Adam Sklute, artistic director of Ballet West, was excited about Steichen's debut. Engaging Steichen as a guest conductor had been an easy decision.

"He's very musically sensitive, he knows dance, he knows ballet and he's a fine conductor," Sklute said.

Steichen couldn't stop talking about how thrilled he was to work with Ballet West's music director, Terence Kern.

"Terry … is such a treasure trove. He is a wealth of information about the world of ballet," he said. He said that despite his own experience with ballet and conducting dancing with the likes of "Cats," he'd loved the learning experience of working with a master.

Ballet, both Steichen and Sklute explained, is particularly difficult to conduct.

"The minute the music starts, the two most pivotal people are the conductor and the stage manager and it's paramount, the conductor's work," Sklute said.
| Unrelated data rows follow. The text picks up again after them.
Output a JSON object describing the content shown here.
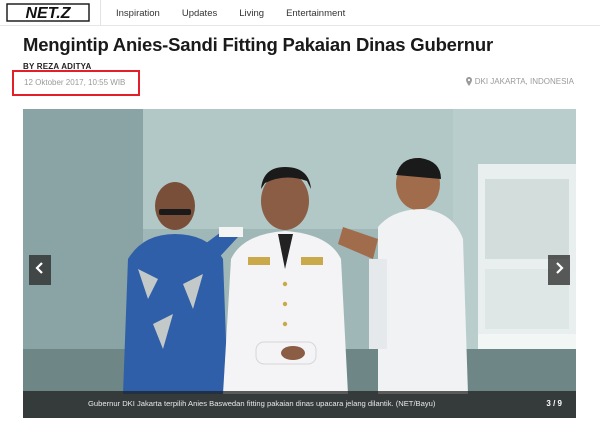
{
  "nav": {
    "logo_text": "NET.Z",
    "items": [
      {
        "label": "Inspiration"
      },
      {
        "label": "Updates"
      },
      {
        "label": "Living"
      },
      {
        "label": "Entertainment"
      }
    ]
  },
  "article": {
    "title": "Mengintip Anies-Sandi Fitting Pakaian Dinas Gubernur",
    "byline": "BY REZA ADITYA",
    "date": "12 Oktober 2017, 10:55 WIB",
    "location": "DKI JAKARTA, INDONESIA"
  },
  "gallery": {
    "caption": "Gubernur DKI Jakarta terpilih Anies Baswedan fitting pakaian dinas upacara jelang dilantik. (NET/Bayu)",
    "counter": "3 / 9",
    "prev_icon": "chevron-left-icon",
    "next_icon": "chevron-right-icon"
  },
  "colors": {
    "highlight": "#e3202a",
    "muted_text": "#9a9a9a"
  }
}
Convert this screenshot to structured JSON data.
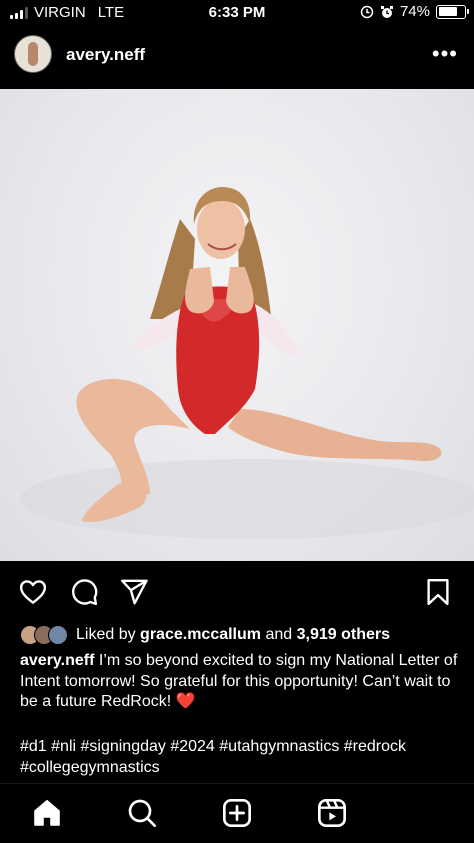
{
  "status_bar": {
    "carrier": "VIRGIN",
    "network": "LTE",
    "time": "6:33 PM",
    "battery": "74%",
    "battery_level": 0.74
  },
  "post": {
    "username": "avery.neff",
    "likes": {
      "prefix": "Liked by",
      "user": "grace.mccallum",
      "connector": "and",
      "others": "3,919 others"
    },
    "caption": {
      "username": "avery.neff",
      "text": "I’m so beyond excited to sign my National Letter of Intent tomorrow! So grateful for this opportunity! Can’t wait to be a future RedRock!",
      "emoji": "❤️"
    },
    "hashtags": "#d1 #nli #signingday #2024 #utahgymnastics #redrock #collegegymnastics"
  },
  "icons": {
    "like": "heart-icon",
    "comment": "comment-icon",
    "share": "send-icon",
    "save": "bookmark-icon",
    "more": "more-icon"
  },
  "nav": [
    "home-icon",
    "search-icon",
    "create-icon",
    "reels-icon"
  ],
  "colors": {
    "background": "#000000",
    "text": "#ffffff",
    "heart": "#e0262a",
    "leotard": "#d3292b"
  }
}
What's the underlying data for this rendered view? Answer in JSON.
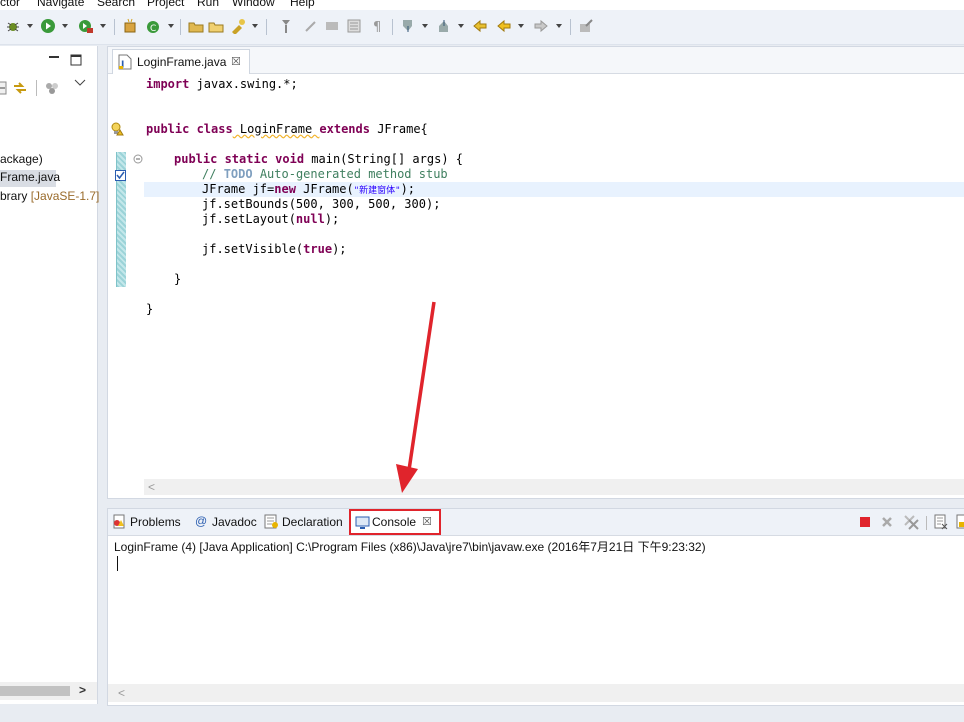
{
  "menu": {
    "items": [
      "ctor",
      "Navigate",
      "Search",
      "Project",
      "Run",
      "Window",
      "Help"
    ]
  },
  "toolbar": {
    "icons": [
      "debug-icon",
      "run-icon",
      "external-tools-icon",
      "new-java-package-icon",
      "new-java-class-icon",
      "open-type-icon",
      "open-task-icon",
      "search-icon",
      "toggle-mark-occurrences-icon",
      "show-whitespace-icon",
      "toggle-block-selection-icon",
      "next-annotation-icon",
      "previous-annotation-icon",
      "last-edit-location-icon",
      "back-icon",
      "forward-icon",
      "pin-editor-icon"
    ]
  },
  "explorer": {
    "items": [
      {
        "label": "ackage)"
      },
      {
        "label": "Frame.java"
      },
      {
        "label": "brary ",
        "decoration": "[JavaSE-1.7]"
      }
    ]
  },
  "editor": {
    "tab_label": "LoginFrame.java",
    "close_glyph": "☒",
    "code": {
      "l1_kw": "import",
      "l1_rest": " javax.swing.*;",
      "l2_kw": "public class",
      "l2_name": " LoginFrame ",
      "l2_kw2": "extends",
      "l2_rest": " JFrame{",
      "l3_kw": "public static void",
      "l3_rest": " main(String[] args) {",
      "l4_comment": "// ",
      "l4_todo": "TODO",
      "l4_rest": " Auto-generated method stub",
      "l5_a": "JFrame jf=",
      "l5_kw": "new",
      "l5_b": " JFrame(",
      "l5_str": "\"新建窗体\"",
      "l5_c": ");",
      "l6": "jf.setBounds(500, 300, 500, 300);",
      "l7_a": "jf.setLayout(",
      "l7_kw": "null",
      "l7_b": ");",
      "l8_a": "jf.setVisible(",
      "l8_kw": "true",
      "l8_b": ");",
      "l9": "}",
      "l10": "}"
    }
  },
  "bottom_tabs": {
    "problems": "Problems",
    "javadoc": "Javadoc",
    "declaration": "Declaration",
    "console": "Console",
    "at_glyph": "@",
    "close_glyph": "☒"
  },
  "console": {
    "header": "LoginFrame (4) [Java Application] C:\\Program Files (x86)\\Java\\jre7\\bin\\javaw.exe (2016年7月21日 下午9:23:32)"
  },
  "scroll": {
    "left_arrow": "<",
    "right_arrow": ">"
  },
  "colors": {
    "annotation_red": "#e0242c",
    "keyword": "#7f0055",
    "comment": "#3f7f5f",
    "string": "#2a00ff"
  }
}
Steichen said that versus something like a symphony performance with a program of multiple songs, a ballet orchestra must provide the "dramatic arch" for the entire show. Trickiest is the fact that they are accompanying dancers.
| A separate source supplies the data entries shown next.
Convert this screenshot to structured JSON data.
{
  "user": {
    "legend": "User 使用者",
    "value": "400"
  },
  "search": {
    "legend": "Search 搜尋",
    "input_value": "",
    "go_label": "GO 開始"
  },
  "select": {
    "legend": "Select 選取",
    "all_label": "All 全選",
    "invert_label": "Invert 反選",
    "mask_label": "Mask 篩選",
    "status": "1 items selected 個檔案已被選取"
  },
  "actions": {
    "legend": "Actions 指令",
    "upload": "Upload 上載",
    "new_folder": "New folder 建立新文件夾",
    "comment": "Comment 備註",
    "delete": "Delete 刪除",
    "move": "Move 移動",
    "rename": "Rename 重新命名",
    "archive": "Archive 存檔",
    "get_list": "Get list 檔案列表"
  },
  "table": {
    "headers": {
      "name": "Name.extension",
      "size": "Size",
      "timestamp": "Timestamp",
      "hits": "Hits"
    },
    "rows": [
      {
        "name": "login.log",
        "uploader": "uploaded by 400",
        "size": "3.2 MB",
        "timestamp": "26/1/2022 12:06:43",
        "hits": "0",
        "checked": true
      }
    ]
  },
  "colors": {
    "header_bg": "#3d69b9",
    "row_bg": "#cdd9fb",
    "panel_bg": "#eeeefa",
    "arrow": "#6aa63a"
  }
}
"You are accompanying physicality, which is very different from accompanying a vocal line or accompanying and instrumentalists. … Thank goodness I had ballet experience," Steichen said.

"Don Quixote" had four different leading casts. Steichen had spent much of the rehearsal time studying each dancer to adjust to their style. Tempos and breaks in the music must vary from dancer to dancer. That's a challenge, Steichen said, but he was clearly fascinated and enjoying the experience.

On another side of entertainment is the "Simply Sinatra" concert.

"Oh, who doesn't love Frank Sinatra?" Steichen said. He gushed about the crooner style.

"There's a whole skill and style to that that these guys just have down, and Steve (Lippia) — he's a great entertainer."

Lippia brings with him the original orchestrations of favorite Sinatra tunes such as "Come Fly With Me," "The Best Is Yet to Come," and "I've Got You Under My Skin," which Steichen started singing, fingers snapping, before joking that he should leave the singing to Lippia.

For the concert, the symphony has jobbed in a group of local saxophonists that "are the best jazzers in town," Steichen said.

He loves the opportunity that concerts like this provide for the orchestra to kick back. He quickly added that they don't lose footing in quality in pops concerts.

Some orchestras he's worked with, Steichen said, really can't get past strictly classical programs.

"The joy of the Utah Symphony is that the players are so flexible and versatile that they can play whatever style you put in front of them," he said. "It's, again, one of the joys of coming and working here."

Steichen, who's been known to attend battle of the bands events and loves Utah's theater offerings and the underground indie rock scene, hopes that audiences can be versatile, too — perhaps even considering a crossover to attend not only the Sinatra concert but performances like "Don Quixote" as well.